Resede sammelt das Sonnenlicht in zarten Stängeln und entfaltet mit Alaun ein warmes, klares Gelb, das in Kombination mit hartem Küstenwasser erstaunlich stabil bleibt. Werden Blätter und Stängel länger ausgezogen, vertieft sich die Note Richtung Honig und Stroh. Kleine Mengen Eisen können das Leuchten in gedämpftes Oliv schieben, während Weinsteinrahm die Brillanz erhöht. Erzählungen berichten von Bündeln, die am Balkon trocknen, über denen Zikaden singen und der Abendwind kühlt.

Waid liefert ein stilles, tiefes Blau, das in reduzierenden Küpen entsteht. Blattbrei, alkalische Lösungen und Sauerstoffwechsel lassen das Pigment sanft in die Faser wandern. Aus der Küpe gehoben, erscheinen Stränge gelbgrün, kippen dann an der Luft ins Blau – ein kleiner Zauber, der nie alt wird. Händlerwege brachten früher Indigo verwandter Herkunft nach Triest und Istrien, doch Waidgärten nördlich der Küste hielten das Wissen lokal, nachvollziehbar und gemeinschaftlich.

Walnussschalen schenken sattes Braun ganz ohne Beize, mit Schattierungen von Mokka bis Kastanie, je nach Konzentration, Zeit und Wasser. An windoffenen Küstenhängen sind Flechtenfarbstoffe wie Orseille historisch belegt, deren violettrote Note durch spezielle Verarbeitung entsteht, heute jedoch meist respektvoll durch pflanzliche Alternativen ersetzt. Wer Eisen nachführt, erhält tiefe, wetterfeste Erdtöne. Gemischt mit Gelb ergeben sich Oliv und Moos, die an Pinienrinde, Netze und gedunkelte Seile erinnern.
Alaun schafft Ankerpunkte in der Proteinstruktur der Wolle, sodass Farbstoffmoleküle stabile Bindungen eingehen. Mit Weinsteinrahm wird die Lösung sanft angesäuert, was gleichmäßige Aufnahme fördert. Eine Stunde bei moderater Hitze genügt, ruhiges Abkühlen verhindert Filz. Vorbehandelte Stränge fühlen sich satt, federnd und frisch an. Wer exakt wiegt, rührt und Geduld übt, wird mit Klarheit im Ton und angenehmem Fall belohnt, der Waschgänge und Wege übersteht.

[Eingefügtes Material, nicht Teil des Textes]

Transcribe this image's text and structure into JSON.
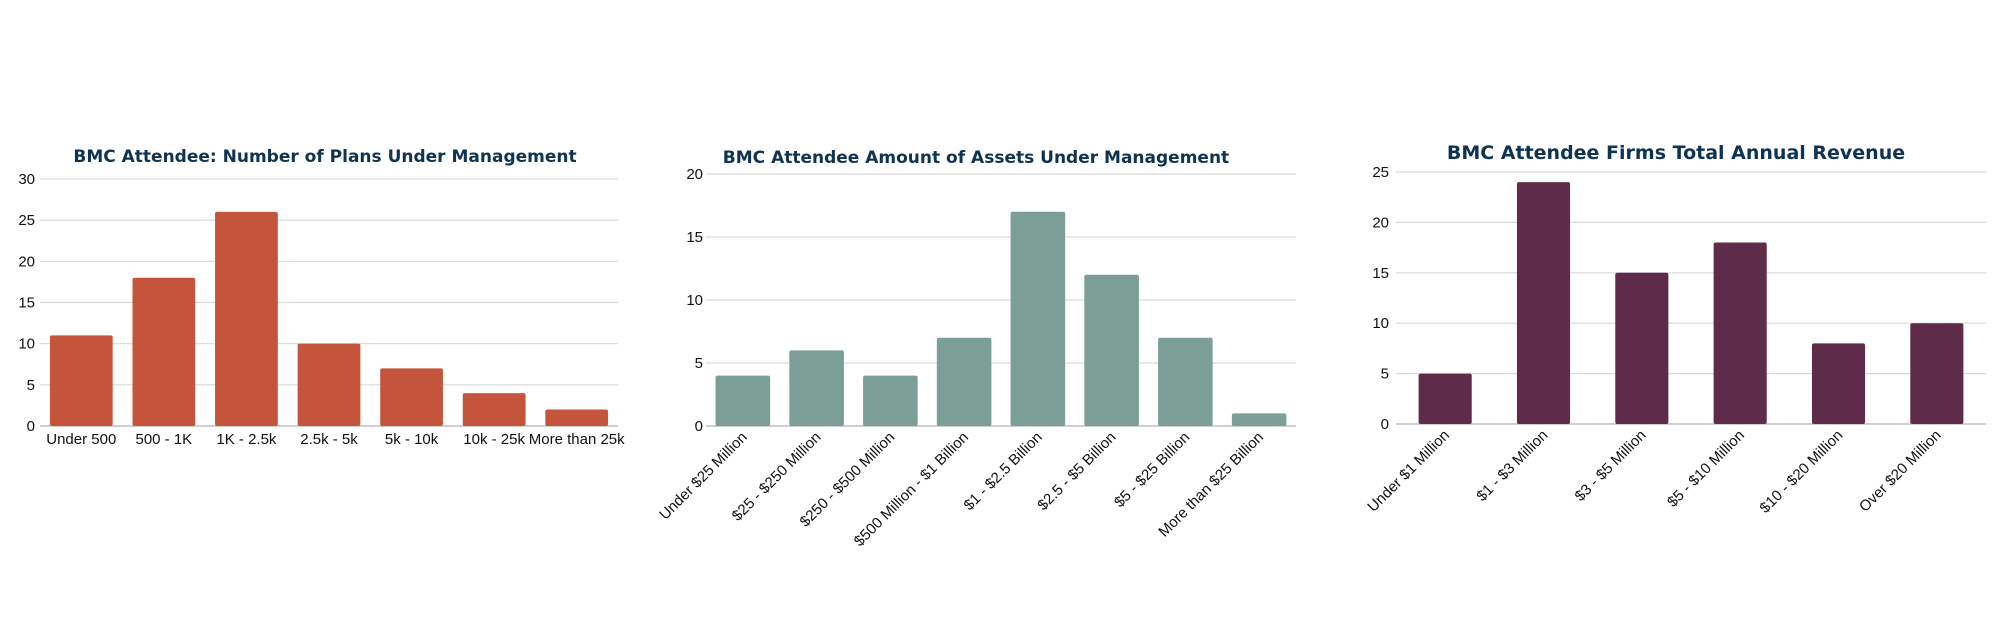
{
  "chart_data": [
    {
      "type": "bar",
      "title": "BMC Attendee: Number of Plans Under Management",
      "categories": [
        "Under 500",
        "500 - 1K",
        "1K - 2.5k",
        "2.5k - 5k",
        "5k - 10k",
        "10k - 25k",
        "More than 25k"
      ],
      "values": [
        11,
        18,
        26,
        10,
        7,
        4,
        2
      ],
      "ylim": [
        0,
        30
      ],
      "yticks": [
        0,
        5,
        10,
        15,
        20,
        25,
        30
      ],
      "xlabel": "",
      "ylabel": "",
      "grid": true,
      "color": "#c5553a"
    },
    {
      "type": "bar",
      "title": "BMC Attendee Amount of Assets Under Management",
      "categories": [
        "Under $25 Million",
        "$25 - $250 Million",
        "$250 - $500 Million",
        "$500 Million - $1 Billion",
        "$1 - $2.5 Billion",
        "$2.5 - $5 Billion",
        "$5 - $25 Billion",
        "More than $25 Billion"
      ],
      "values": [
        4,
        6,
        4,
        7,
        17,
        12,
        7,
        1
      ],
      "ylim": [
        0,
        20
      ],
      "yticks": [
        0,
        5,
        10,
        15,
        20
      ],
      "xlabel": "",
      "ylabel": "",
      "grid": true,
      "color": "#7b9f97"
    },
    {
      "type": "bar",
      "title": "BMC Attendee Firms Total Annual Revenue",
      "categories": [
        "Under $1 Million",
        "$1 - $3 Million",
        "$3 - $5 Million",
        "$5 - $10 Million",
        "$10 - $20 Million",
        "Over $20 Million"
      ],
      "values": [
        5,
        24,
        15,
        18,
        8,
        10
      ],
      "ylim": [
        0,
        25
      ],
      "yticks": [
        0,
        5,
        10,
        15,
        20,
        25
      ],
      "xlabel": "",
      "ylabel": "",
      "grid": true,
      "color": "#5e2b48"
    }
  ]
}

Geringe Eisenmengen vertiefen Gelb zu Oliv, bremsen Rot zu Backstein und verwandeln Hellblau in gedämpfte Taube. Zu viel Eisen macht harte Garne, deshalb zählt Tropfenarbeit, Probenotizen und Teststränge. In Sloweniens regenreichen Übergangszeiten bieten Pfützenwasser und kalkige Quellen unterschiedliche Ausgangswerte, deren Mischung neue Nuancen öffnet. Wer intensives Grau wünscht, führt mehrmalige kurze Bäder durch und pflegt das Garn anschließend mit Lanolinrückführung, damit Griff und Elastizität erhalten bleiben.
Hartes Wasser kann Gelb aufhellen, weiches Wasser Blau vertiefen; ein kleiner Schuss Essig oder etwas Soda bringt Balance, doch immer vorsichtig und dokumentiert. Temperatur baut man stufenweise auf, hält dann still, um die Faser zu schonen. Mehrere kurze Färbegänge schaffen Tiefe ohne Überladung. Zwischen den Zügen ruhen die Stränge, atmen, werden gespült und sanft ausgedrückt. Dieser Rhythmus aus Bewegung und Pause übersetzt sich später in ruhiges Maschenbild und langlebige Klarheit.